De todos modos, quizá lo anterior estaba dicho ya, desde esa primera canción del primer disco que se ha citado más arriba. Al largo estribillo ya trascrito donde se dibuja la fiesta le sucede en la última estrofa esta concisa –y demoledora– verdad: “Usar palabras complicadas / Éramos todo fachada”. Descorrida la cortina de la vanalidad, se descubre el drama; entonces las fiestas que terminan al alba se explican por sí solas: “Hoy no quiero hablar / Prefiero bailar sin que me moleste nadie / Va a salir el sol / Será mejor que vaya pensando un plan “B” / No sé parar / Vivimos de verdad).
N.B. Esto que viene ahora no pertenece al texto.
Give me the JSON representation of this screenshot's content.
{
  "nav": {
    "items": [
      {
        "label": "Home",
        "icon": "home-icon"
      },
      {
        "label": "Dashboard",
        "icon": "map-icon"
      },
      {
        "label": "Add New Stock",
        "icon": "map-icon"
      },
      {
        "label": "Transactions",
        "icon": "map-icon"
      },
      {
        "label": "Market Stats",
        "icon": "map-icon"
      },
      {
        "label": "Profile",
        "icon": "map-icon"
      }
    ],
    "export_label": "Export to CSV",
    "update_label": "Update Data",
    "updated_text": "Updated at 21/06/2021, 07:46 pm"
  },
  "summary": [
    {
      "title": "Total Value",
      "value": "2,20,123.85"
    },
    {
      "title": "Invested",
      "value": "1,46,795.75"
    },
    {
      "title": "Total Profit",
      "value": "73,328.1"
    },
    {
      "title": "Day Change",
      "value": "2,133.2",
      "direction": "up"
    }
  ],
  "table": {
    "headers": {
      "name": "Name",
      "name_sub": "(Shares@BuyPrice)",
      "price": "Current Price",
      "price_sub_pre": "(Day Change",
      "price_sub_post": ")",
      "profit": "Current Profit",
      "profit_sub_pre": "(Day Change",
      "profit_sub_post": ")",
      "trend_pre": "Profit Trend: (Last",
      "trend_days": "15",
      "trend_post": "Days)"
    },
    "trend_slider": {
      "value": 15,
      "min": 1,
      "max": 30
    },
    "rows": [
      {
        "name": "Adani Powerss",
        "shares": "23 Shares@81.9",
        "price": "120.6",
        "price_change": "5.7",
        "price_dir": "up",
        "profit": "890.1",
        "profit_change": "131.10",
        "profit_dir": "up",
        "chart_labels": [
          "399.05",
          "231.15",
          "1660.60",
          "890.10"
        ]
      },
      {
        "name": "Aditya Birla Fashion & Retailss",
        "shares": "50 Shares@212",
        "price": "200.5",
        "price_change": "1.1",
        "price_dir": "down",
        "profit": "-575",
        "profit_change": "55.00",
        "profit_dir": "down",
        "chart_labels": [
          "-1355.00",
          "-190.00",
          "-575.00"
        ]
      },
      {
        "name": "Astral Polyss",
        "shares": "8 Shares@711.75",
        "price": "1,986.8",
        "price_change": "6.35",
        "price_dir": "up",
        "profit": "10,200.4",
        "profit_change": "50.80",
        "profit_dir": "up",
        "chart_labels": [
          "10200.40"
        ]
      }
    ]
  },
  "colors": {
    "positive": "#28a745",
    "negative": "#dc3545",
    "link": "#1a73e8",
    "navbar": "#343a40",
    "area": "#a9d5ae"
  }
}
Es lógico que, con este planteamiento, LCB defina así su quehacer artístico: “Para nosotros la clave de la arte es engañar a la vida: que de seguro es cruel, necia y absurda, viéndola (...). Siempre es verano en las canciones de LCB aunque han nacido para ser canciones de un día”. Y es que los chicos pop adoran lo pequeño precisamente porque han visto que lo grande carece de sentido.

Un arte de lo efímero cuando las grandes verdades han caído. Un discurso de lo casual, de lo desenfadado, cuando se teme –o se sabe– que la edad adulta es, por ejemplo, la metáfora perfecta de la rendición de los cuerpos, de las mentes, de la esperanza. No es fortuito que la última canción del último disco se titule “Treinta y tres”. En ella, bajo el manto de una historia de adulto y Lolita, se adivina toda la tensión del joven –¿del hombre ya?– que, cumplidos los treinta y tres, se despide de la adolescencia sabiendo que “ya no es posible ser feliz”. Copiemos el estribillo: “Yo tengo 33 y tú eres casi una menor / cómo es posible que entre tú y yo / exista algo que dure un tiempo. / Tú me recordarás como algo bueno que pasó / y yo estaré vuelto del revés / buscándote por el mundo entero”. No es raro que, ante esta visión, el propio Fran cante después: “Dios conmigo hizo una broma: / me dijo ven y luego toma”.



La Costa Brava han publicado:
Déjese querer por una loca (2003)
Los días más largos (2003)
Se hacen los interesantes (2004)
Llamadas perdidas (2004)
Los tres primeros aparecieron en el sello zaragozano Grabaciones en el Mar (www.grabacionesenelmar.com)
el cuarto lo hizo en la discográfica madrileña Mushroom Pilow (www.mushroompilow.com).